Scoble and Microsoft on the Death of Newspapers
Robert Scoble and Microsoft's Don Dodge point out that they no longer read newspapers.
Scobleizer admits he may live in a bubble, but 40 years of circulation data shows he is not alone. The trends are alarming enough that we identified newspapers as the top entry in our Top 10 list of industries facing disruption earlier this summer.
Some warning signs of disruption are clear:
- Industry fragments into niches;
- New and sometimes strange entrants gain toeholds in the market, often with marginal customers;
- Specialized expertise no longer required;
- Management playbook fails;
- Growth gap opens;
- Management seeks a miracle. (This last stage is often when mergers are trotted out.)
Dodge refers to the Online Newspaper Manifesto published today by a former Knight Ridder exec in Editor & Publisher magazine. The manifesto has some pretty tough talk for the industry, including numerous self-defeating points:
Newspapers don’t boast a critical mass of the world’s best mathematicians, computer scientists and computer programmers in their organizations. Nor are they led by CEO’s with operational experience in online or technology.

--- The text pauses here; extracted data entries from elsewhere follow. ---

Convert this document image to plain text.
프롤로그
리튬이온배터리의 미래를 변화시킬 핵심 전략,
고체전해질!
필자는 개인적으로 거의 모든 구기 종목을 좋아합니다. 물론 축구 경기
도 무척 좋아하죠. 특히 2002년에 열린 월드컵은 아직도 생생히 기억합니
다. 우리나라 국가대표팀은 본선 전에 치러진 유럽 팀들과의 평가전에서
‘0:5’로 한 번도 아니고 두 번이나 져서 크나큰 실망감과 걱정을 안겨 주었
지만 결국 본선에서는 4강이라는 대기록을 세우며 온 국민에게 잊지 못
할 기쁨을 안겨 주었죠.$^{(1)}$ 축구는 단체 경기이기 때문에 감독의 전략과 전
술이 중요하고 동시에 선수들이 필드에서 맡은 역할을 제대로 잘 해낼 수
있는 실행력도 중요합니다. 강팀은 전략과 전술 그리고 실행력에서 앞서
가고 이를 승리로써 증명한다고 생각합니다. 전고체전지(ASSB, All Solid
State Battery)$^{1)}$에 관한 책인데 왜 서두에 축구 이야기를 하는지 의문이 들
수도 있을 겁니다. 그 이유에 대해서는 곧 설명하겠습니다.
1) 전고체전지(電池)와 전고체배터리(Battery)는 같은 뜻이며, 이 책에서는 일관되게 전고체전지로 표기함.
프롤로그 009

The difficulty is that in all but the largest markets, the technology investments required to deliver best-in-class feature functionality are simply too rich for individual local markets to bear, given the limited local revenue opportunities.
Individual newspapers, acting alone, can’t gain the leverage of network economics (to serve local markets.)

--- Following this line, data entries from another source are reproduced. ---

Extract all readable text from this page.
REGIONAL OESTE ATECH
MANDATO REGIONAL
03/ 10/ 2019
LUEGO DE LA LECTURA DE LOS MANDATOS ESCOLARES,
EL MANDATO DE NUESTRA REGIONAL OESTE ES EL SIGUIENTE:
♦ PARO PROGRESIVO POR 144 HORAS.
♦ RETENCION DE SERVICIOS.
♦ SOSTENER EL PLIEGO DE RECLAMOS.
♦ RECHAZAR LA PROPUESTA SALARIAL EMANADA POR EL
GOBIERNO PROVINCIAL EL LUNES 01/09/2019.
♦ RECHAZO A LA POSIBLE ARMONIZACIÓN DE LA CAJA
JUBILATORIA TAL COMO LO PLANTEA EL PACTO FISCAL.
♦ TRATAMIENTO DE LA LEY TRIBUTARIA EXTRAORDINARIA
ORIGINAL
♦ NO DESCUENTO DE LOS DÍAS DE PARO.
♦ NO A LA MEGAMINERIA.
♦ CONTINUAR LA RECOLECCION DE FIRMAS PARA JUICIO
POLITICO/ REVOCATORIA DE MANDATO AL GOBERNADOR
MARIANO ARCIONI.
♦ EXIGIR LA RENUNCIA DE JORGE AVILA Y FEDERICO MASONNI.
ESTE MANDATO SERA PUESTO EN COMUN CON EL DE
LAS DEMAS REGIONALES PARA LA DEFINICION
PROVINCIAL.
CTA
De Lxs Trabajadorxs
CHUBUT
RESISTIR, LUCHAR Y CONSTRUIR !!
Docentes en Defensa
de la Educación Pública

Making a move (to common platforms for content, ads, financial systems etc) is a monumental effort involving operating risk, loss of full local control, significant switching costs and real transition pain. The infrastructures currently in place are the product of years of blood, sweat and tears. Managing this kind of industry- wide change is a bold and daunting challenge. Is it worth it?
It's important when considering disruptive innovation to ask whether the incumbent suppliers (or in this case the proposals in the Manifesto) are innovating to create a new business or are simply 'cramming' tomorrow's fledgling business onto yesterday's overgrown cost structure. Cramming is a very dangerous and usually fails because it undercuts the innovation and saddles it with yesterday's business.
Crammers typically follow these steps:
- Dismiss the new innovation as inferior or incomplete initially;
- Improve the new innovation to their higher standards;
- Graft the innovation, once it is good enough, onto their current products;
- Maintain current business model;
- Maintain current business processes.
Newspaper publishers can step out of the muck of the Online Manifestor and consider only four simple questions, inspired by a clear-thinker:
- What is it that information consumers value and pay for?
- What do newspaper companies need to become to deliver that?
- What will we do about it?
- If the newspaper business is dead/dying, why is Metro International expanding and gaining share in 21 countries?
** Other views **
Blogger-Journalist Mathew Ingram says 'Good luck with that Manifesto.' "Newspapers can’t even agree on how to measure actual physical newspaper
circulation and other easily quantifiable metrics. How could they
possibly agree on online standards and/or measurement?"
Ethan Kaplan, a former journalist, says he'd outsurce the backoffice and press and open up (literally) the newsroom to invite in the community: "The power of a newspaper is diminished through the overhead needed to get the information to the world. The panic around the demise of analog media has caused massive compensation through the attempt (poorly) at revenue models in the online space."
TechDirt says newspapers need to disrupt themselves: "They haven't figured out how to translate their offline expertise into the online realm...Simply teaming up to take on Google or Yahoo doesn't get at the root of the problem. The solution is not to eke out a few extra pennies per click, but to expand the market."